For two years we have only seen Roland through still pictures so it was wonderful to experience him as a real- life child, full of energy and personality. He looks very healthy and happy. Several times while we were Skyping, Roland would run off. It was a relief to see that he doesn't have any trouble getting around. His caretaker told us how active he is and jokingly told us we need to be strong to care for him (he said that as he was picking Roland up before he ran off again). Well, that is exactly what we want: a lively toddler to keep us busy. Even though the whole thing was a little awkward, the minute our session ended I started to miss that precious little boy who so enjoyed blowing us kisses.

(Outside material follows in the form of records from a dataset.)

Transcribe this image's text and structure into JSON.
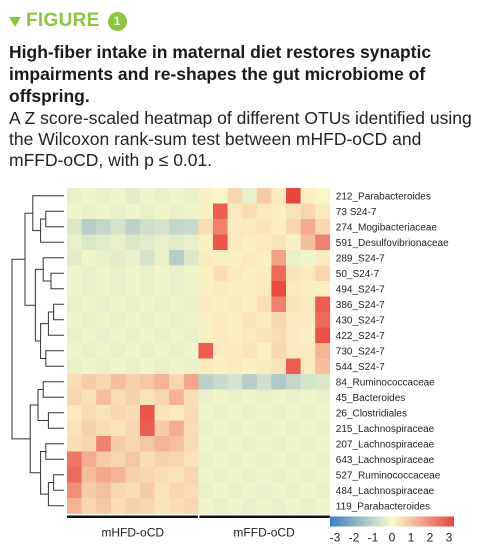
{
  "figure": {
    "label": "FIGURE",
    "number": "1",
    "accent_color": "#8cc63f"
  },
  "title": "High-fiber intake in maternal diet restores synaptic impairments and re-shapes the gut microbiome of offspring.",
  "caption": "A Z score-scaled heatmap of different OTUs identified using the Wilcoxon rank-sum test between mHFD-oCD and mFFD-oCD, with p ≤ 0.01.",
  "chart_data": {
    "type": "heatmap",
    "rows": [
      "212_Parabacteroides",
      "73 S24-7",
      "274_Mogibacteriaceae",
      "591_Desulfovibrionaceae",
      "289_S24-7",
      "50_S24-7",
      "494_S24-7",
      "386_S24-7",
      "430_S24-7",
      "422_S24-7",
      "730_S24-7",
      "544_S24-7",
      "84_Ruminococcaceae",
      "45_Bacteroides",
      "26_Clostridiales",
      "215_Lachnospiraceae",
      "207_Lachnospiraceae",
      "643_Lachnospiraceae",
      "527_Ruminococcaceae",
      "484_Lachnospiraceae",
      "119_Parabacteroides"
    ],
    "groups": [
      "mHFD-oCD",
      "mFFD-oCD"
    ],
    "columns_per_group": 9,
    "legend_ticks": [
      "-3",
      "-2",
      "-1",
      "0",
      "1",
      "2",
      "3"
    ],
    "scale": [
      -3,
      3
    ],
    "colors": {
      "low": "#3a7ec2",
      "mid": "#fcfccc",
      "high": "#e8453c"
    },
    "values": [
      [
        -0.3,
        -0.2,
        -0.3,
        -0.2,
        -0.4,
        -0.2,
        -0.3,
        -0.2,
        -0.3,
        0.2,
        0.1,
        0.6,
        -0.3,
        0.8,
        0.3,
        3.0,
        0.2,
        0.1
      ],
      [
        -0.2,
        -0.3,
        -0.2,
        -0.3,
        -0.2,
        -0.3,
        -0.2,
        -0.3,
        -0.2,
        0.2,
        2.6,
        0.3,
        0.5,
        0.3,
        0.2,
        0.4,
        0.6,
        0.3
      ],
      [
        -0.5,
        -1.1,
        -0.9,
        -0.6,
        -1.0,
        -0.7,
        -0.6,
        -0.9,
        -0.8,
        0.5,
        2.0,
        0.3,
        0.3,
        0.4,
        0.2,
        0.6,
        1.3,
        0.6
      ],
      [
        -0.3,
        -0.5,
        -0.4,
        -0.3,
        -0.5,
        -0.4,
        -0.3,
        -0.4,
        -0.3,
        0.2,
        2.7,
        0.3,
        0.2,
        0.3,
        0.4,
        0.2,
        1.0,
        2.0
      ],
      [
        -0.4,
        -0.2,
        -0.3,
        -0.4,
        -0.3,
        -0.6,
        -0.3,
        -1.1,
        -0.5,
        0.3,
        0.2,
        0.2,
        0.3,
        0.2,
        1.5,
        -0.3,
        -0.2,
        0.3
      ],
      [
        -0.2,
        -0.3,
        -0.2,
        -0.3,
        -0.2,
        -0.3,
        -0.2,
        -0.3,
        -0.2,
        0.2,
        0.5,
        0.3,
        0.2,
        0.3,
        2.4,
        0.4,
        0.3,
        0.6
      ],
      [
        -0.2,
        -0.3,
        -0.2,
        -0.3,
        -0.2,
        -0.3,
        -0.2,
        -0.3,
        -0.2,
        0.2,
        0.3,
        0.2,
        0.2,
        0.3,
        2.9,
        0.3,
        0.2,
        0.2
      ],
      [
        -0.3,
        -0.2,
        -0.3,
        -0.2,
        -0.3,
        -0.2,
        -0.3,
        -0.2,
        -0.3,
        0.3,
        0.2,
        0.3,
        0.2,
        0.5,
        2.0,
        0.4,
        0.3,
        2.6
      ],
      [
        -0.2,
        -0.3,
        -0.2,
        -0.3,
        -0.2,
        -0.3,
        -0.2,
        -0.3,
        -0.2,
        0.2,
        0.3,
        0.2,
        0.4,
        0.3,
        0.6,
        0.3,
        0.3,
        2.4
      ],
      [
        -0.3,
        -0.2,
        -0.3,
        -0.2,
        -0.3,
        -0.2,
        -0.3,
        -0.2,
        -0.3,
        0.2,
        0.3,
        0.2,
        0.3,
        0.4,
        0.5,
        0.3,
        0.2,
        2.8
      ],
      [
        -0.2,
        -0.3,
        -0.2,
        -0.3,
        -0.2,
        -0.3,
        -0.2,
        -0.3,
        -0.2,
        2.6,
        0.3,
        0.3,
        0.4,
        0.2,
        0.6,
        0.3,
        0.3,
        1.2
      ],
      [
        -0.3,
        -0.2,
        -0.3,
        -0.2,
        -0.3,
        -0.2,
        -0.3,
        -0.2,
        -0.3,
        0.3,
        0.2,
        0.3,
        0.2,
        0.3,
        0.4,
        2.6,
        0.3,
        1.0
      ],
      [
        0.5,
        0.8,
        0.6,
        1.0,
        0.7,
        0.9,
        1.2,
        0.6,
        1.4,
        -1.0,
        -0.8,
        -0.6,
        -1.1,
        -0.7,
        -1.2,
        -0.9,
        -0.6,
        -0.5
      ],
      [
        0.6,
        0.4,
        1.0,
        0.5,
        0.7,
        0.4,
        0.6,
        1.2,
        0.5,
        -0.3,
        -0.2,
        -0.3,
        -0.2,
        -0.3,
        -0.2,
        -0.3,
        -0.2,
        -0.3
      ],
      [
        0.3,
        0.5,
        0.4,
        0.6,
        0.5,
        2.7,
        0.4,
        0.3,
        0.5,
        -0.2,
        -0.3,
        -0.2,
        -0.3,
        -0.2,
        -0.3,
        -0.2,
        -0.3,
        -0.2
      ],
      [
        0.4,
        0.7,
        0.5,
        0.4,
        0.6,
        2.6,
        0.8,
        1.3,
        0.5,
        -0.3,
        -0.2,
        -0.3,
        -0.2,
        -0.3,
        -0.2,
        -0.3,
        -0.2,
        -0.3
      ],
      [
        0.5,
        0.6,
        2.0,
        0.8,
        0.6,
        0.9,
        1.2,
        1.0,
        0.5,
        -0.2,
        -0.3,
        -0.2,
        -0.3,
        -0.2,
        -0.3,
        -0.2,
        -0.3,
        -0.2
      ],
      [
        2.2,
        1.3,
        0.8,
        0.6,
        0.9,
        0.5,
        0.7,
        0.6,
        0.4,
        -0.3,
        -0.2,
        -0.3,
        -0.2,
        -0.3,
        -0.2,
        -0.3,
        -0.2,
        -0.3
      ],
      [
        2.4,
        1.0,
        1.4,
        1.2,
        0.7,
        0.6,
        0.5,
        0.4,
        0.6,
        -0.2,
        -0.3,
        -0.2,
        -0.3,
        -0.2,
        -0.3,
        -0.2,
        -0.3,
        -0.2
      ],
      [
        1.8,
        0.8,
        1.0,
        0.6,
        0.5,
        0.8,
        0.4,
        0.6,
        0.5,
        -0.3,
        -0.2,
        -0.3,
        -0.2,
        -0.3,
        -0.2,
        -0.3,
        -0.2,
        -0.3
      ],
      [
        1.2,
        0.6,
        0.9,
        0.5,
        0.7,
        0.6,
        0.4,
        0.5,
        0.6,
        -0.2,
        -0.3,
        -0.2,
        -0.3,
        -0.2,
        -0.3,
        -0.2,
        -0.3,
        -0.2
      ]
    ]
  }
}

Last week we mailed out Roland's Christmas presents. It is so sad that he won't be with us for the holidays again this year, but I am glad he is living with a loving, capable foster family who wants to give all 12 of their "stuck" kids as nice of a family Christmas as possible.




Sunday, November 2, 2014

Happy Birthday Roland Everett!

Today our son turns two years old. (Just for perspective, he was just 5 months old when we became his legal parents). Another birthday missed and the start of another holiday season with an incomplete family. A couple of nights ago I had a dream about Roland. It was a pleasant one, not like the usual dreams where there are endless things keeping us apart. We were playing and snuggling on the bed and Roland was smiling and we were gazing into each other's eyes and everything was right. Just as all good dreams end too soon, this one was sucked away from me by waking and I was forced to face the world and all it's bitter realities feeling hollow. It is so painful to yearn to hold your child and not be able to. I am still praying for the day that the depressingly quiet, empty void in our home and hearts will be filled with a full- of- life toddler named Roland and that he will finally be able to experience all the love his mom and dad have for him. Happy Birthday, sweet little Roland. Your parents love you and miss you every day.